Je n’étais pas allée à l’école depuis plusieurs jours. Draven avait besoin d’argent et m’avait forcée à faire des heures supplémentaires au café. Il avait même obtenu un faux certificat médical affirmant que j’étais malade, pour justifier mon absence.
Tout l’argent que j’avais gagné ce jour-là était parti pour soigner l’animal blessé. Je me souvenais encore du moment où je l’avais vu. Marcello, mon voisin et camarade de classe, conduisait. Nous traversions la forêt quand une forme sombre sur le bas-côté avait attiré mon regard.

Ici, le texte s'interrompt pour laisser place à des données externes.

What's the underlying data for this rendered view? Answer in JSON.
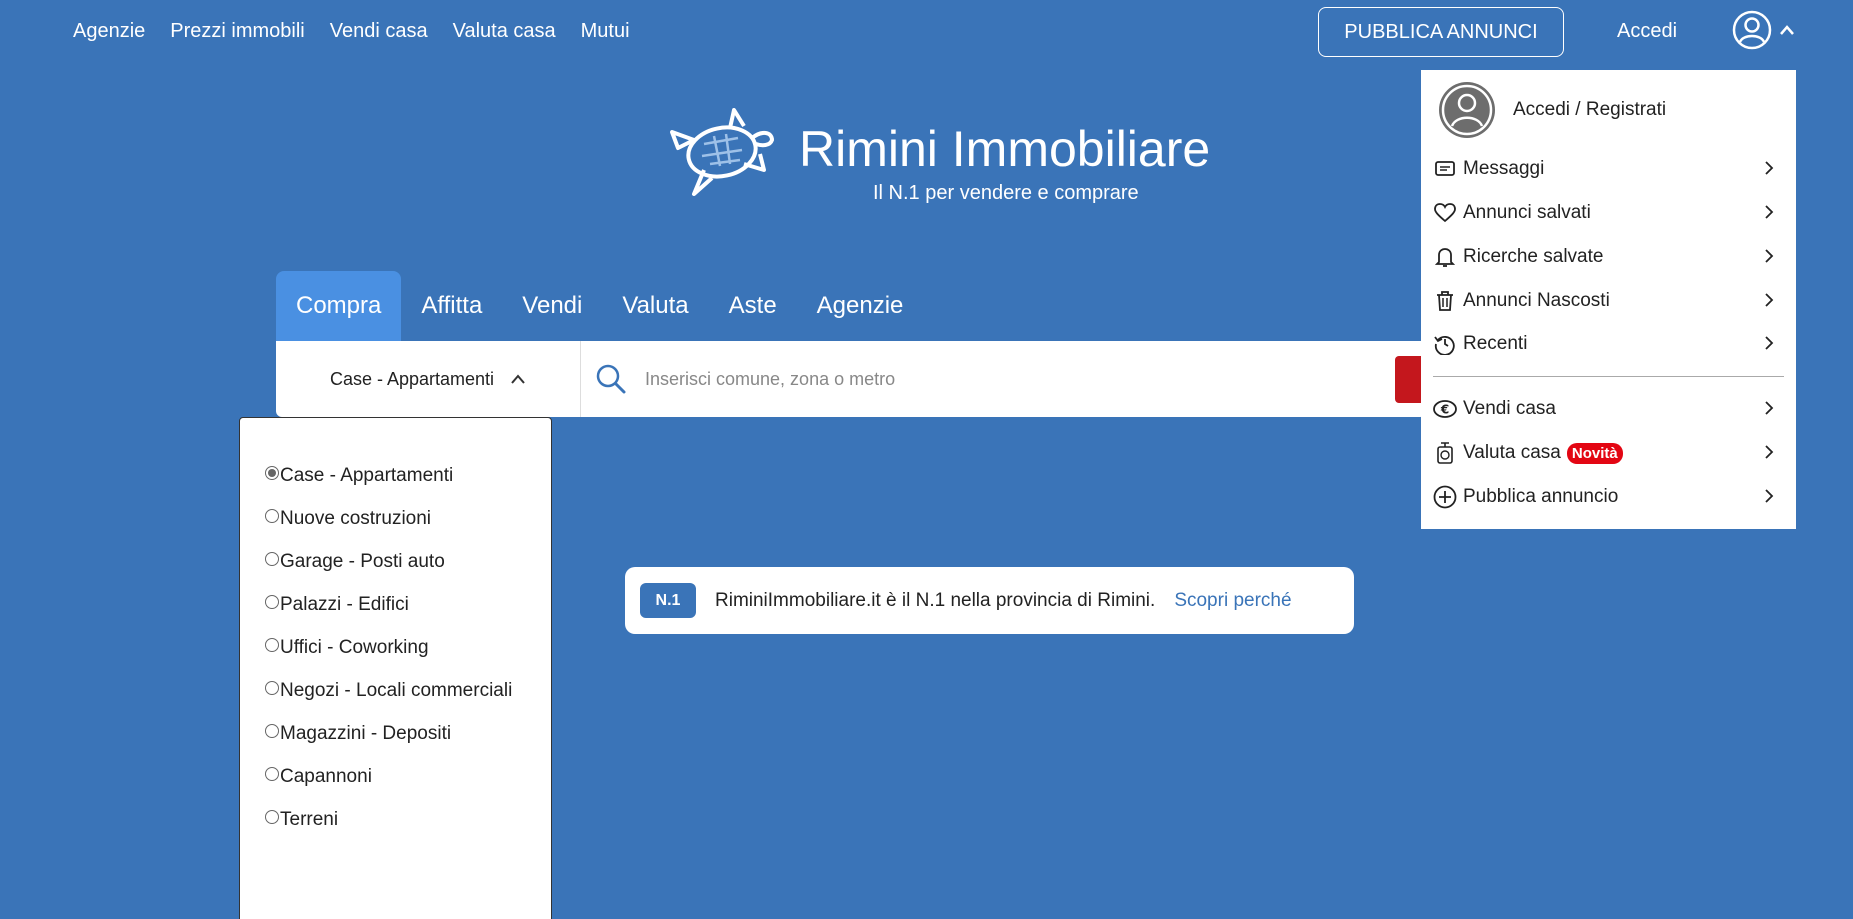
{
  "topnav": {
    "links": [
      "Agenzie",
      "Prezzi immobili",
      "Vendi casa",
      "Valuta casa",
      "Mutui"
    ],
    "publish_button": "PUBBLICA ANNUNCI",
    "login_link": "Accedi"
  },
  "brand": {
    "title": "Rimini Immobiliare",
    "tagline": "Il N.1 per vendere e comprare"
  },
  "tabs": [
    "Compra",
    "Affitta",
    "Vendi",
    "Valuta",
    "Aste",
    "Agenzie"
  ],
  "search": {
    "category_selected": "Case - Appartamenti",
    "placeholder": "Inserisci comune, zona o metro"
  },
  "category_options": [
    {
      "label": "Case - Appartamenti",
      "checked": true
    },
    {
      "label": "Nuove costruzioni",
      "checked": false
    },
    {
      "label": "Garage - Posti auto",
      "checked": false
    },
    {
      "label": "Palazzi - Edifici",
      "checked": false
    },
    {
      "label": "Uffici - Coworking",
      "checked": false
    },
    {
      "label": "Negozi - Locali commerciali",
      "checked": false
    },
    {
      "label": "Magazzini - Depositi",
      "checked": false
    },
    {
      "label": "Capannoni",
      "checked": false
    },
    {
      "label": "Terreni",
      "checked": false
    }
  ],
  "banner": {
    "badge": "N.1",
    "text": "RiminiImmobiliare.it è il N.1 nella provincia di Rimini.",
    "link": "Scopri perché"
  },
  "user_menu": {
    "header": "Accedi / Registrati",
    "items": [
      {
        "label": "Messaggi",
        "icon": "message-icon"
      },
      {
        "label": "Annunci salvati",
        "icon": "heart-icon"
      },
      {
        "label": "Ricerche salvate",
        "icon": "bell-icon"
      },
      {
        "label": "Annunci Nascosti",
        "icon": "trash-icon"
      },
      {
        "label": "Recenti",
        "icon": "history-icon"
      }
    ],
    "items2": [
      {
        "label": "Vendi casa",
        "icon": "euro-icon"
      },
      {
        "label": "Valuta casa",
        "icon": "scale-icon",
        "badge": "Novità"
      },
      {
        "label": "Pubblica annuncio",
        "icon": "plus-circle-icon"
      }
    ]
  },
  "colors": {
    "background": "#3a74b8",
    "active_tab": "#4a90e2",
    "search_button": "#c4171d",
    "badge_red": "#e30613"
  }
}
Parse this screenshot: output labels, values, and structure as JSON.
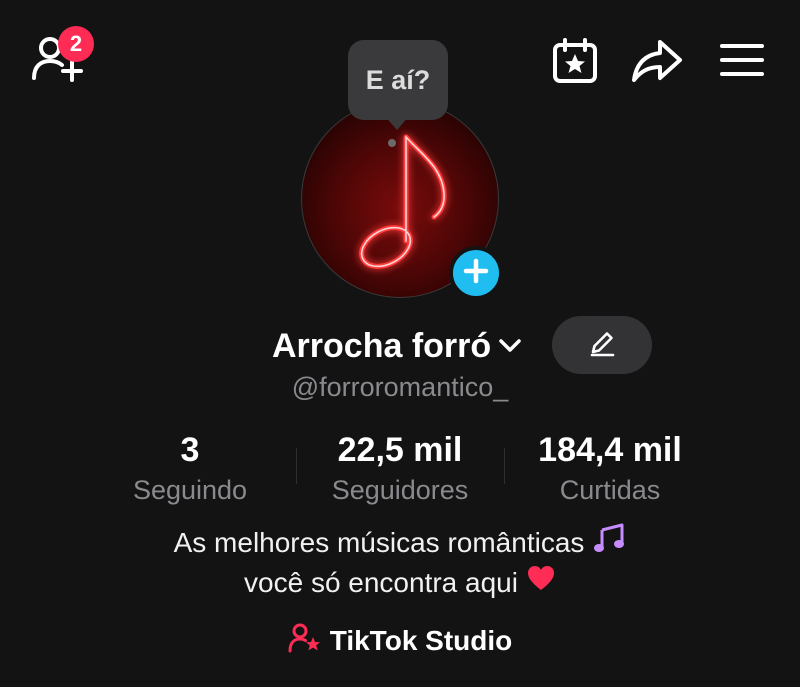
{
  "header": {
    "notifications_count": "2",
    "icons": [
      "add-friend-icon",
      "calendar-star-icon",
      "share-icon",
      "menu-icon"
    ]
  },
  "avatar": {
    "tooltip": "E aí?",
    "image": "red neon music note"
  },
  "profile": {
    "display_name": "Arrocha forró",
    "username": "@forroromantico_"
  },
  "stats": [
    {
      "value": "3",
      "label": "Seguindo"
    },
    {
      "value": "22,5 mil",
      "label": "Seguidores"
    },
    {
      "value": "184,4 mil",
      "label": "Curtidas"
    }
  ],
  "bio": {
    "line1": "As melhores músicas românticas",
    "line2": "você só encontra aqui"
  },
  "studio": {
    "label": "TikTok Studio"
  },
  "colors": {
    "background": "#131313",
    "badge": "#fe2c55",
    "add_button": "#20bdf0",
    "muted_text": "#8a8a8e"
  }
}
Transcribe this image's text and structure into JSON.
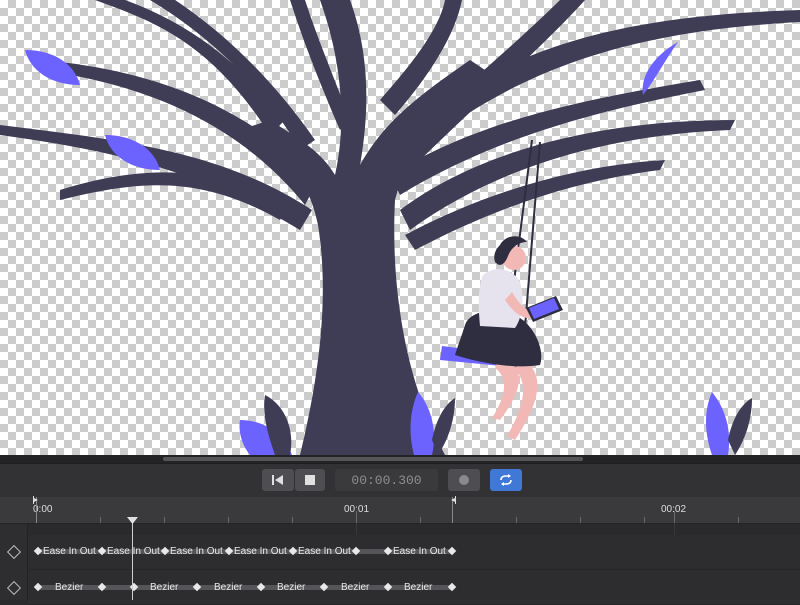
{
  "transport": {
    "timecode": "00:00.300"
  },
  "ruler": {
    "labels": [
      "0:00",
      "00:01",
      "00:02"
    ]
  },
  "tracks": {
    "easing": [
      "Ease In Out",
      "Ease In Out",
      "Ease In Out",
      "Ease In Out",
      "Ease In Out",
      "Ease In Out"
    ],
    "bezier": [
      "Bezier",
      "Bezier",
      "Bezier",
      "Bezier",
      "Bezier",
      "Bezier"
    ]
  },
  "colors": {
    "tree": "#3f3d56",
    "leaf": "#6c63ff",
    "skin": "#f2b8b5",
    "accent_button": "#3f78d6"
  }
}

« Arrête-toi ! » avais-je crié.
« Qu’est-ce qu’il y a ? » demanda-t-il, surpris.
Je descendis sans répondre et m’approchai. Le corps respirait encore, faiblement.
« Il faut le conduire chez un vétérinaire, » dis-je.
« Blue, c’est un animal sauvage. On ne peut pas… »
« Et on va le laisser crever, c’est ça ? » le coupai-je sèchement.
Il secoua la tête. « J’ai pas d’argent, pas maintenant. »
Je pris une longue inspiration. Je savais ce que ça allait me coûter. « J’en ai un peu. Ça suffira. »
Marcello s’accroupit à son tour. « C’est trop gros pour être un chien… »
Je me penchai davantage. Ma main trembla en effleurant sa fourrure. « Ce n’est pas un chien, » murmurai-je. Mon cœur battait à tout rompre.
« Alors quoi ? » demanda-t-il.
« Un loup… » soufflai-je, stupéfaite. « C’est un loup. »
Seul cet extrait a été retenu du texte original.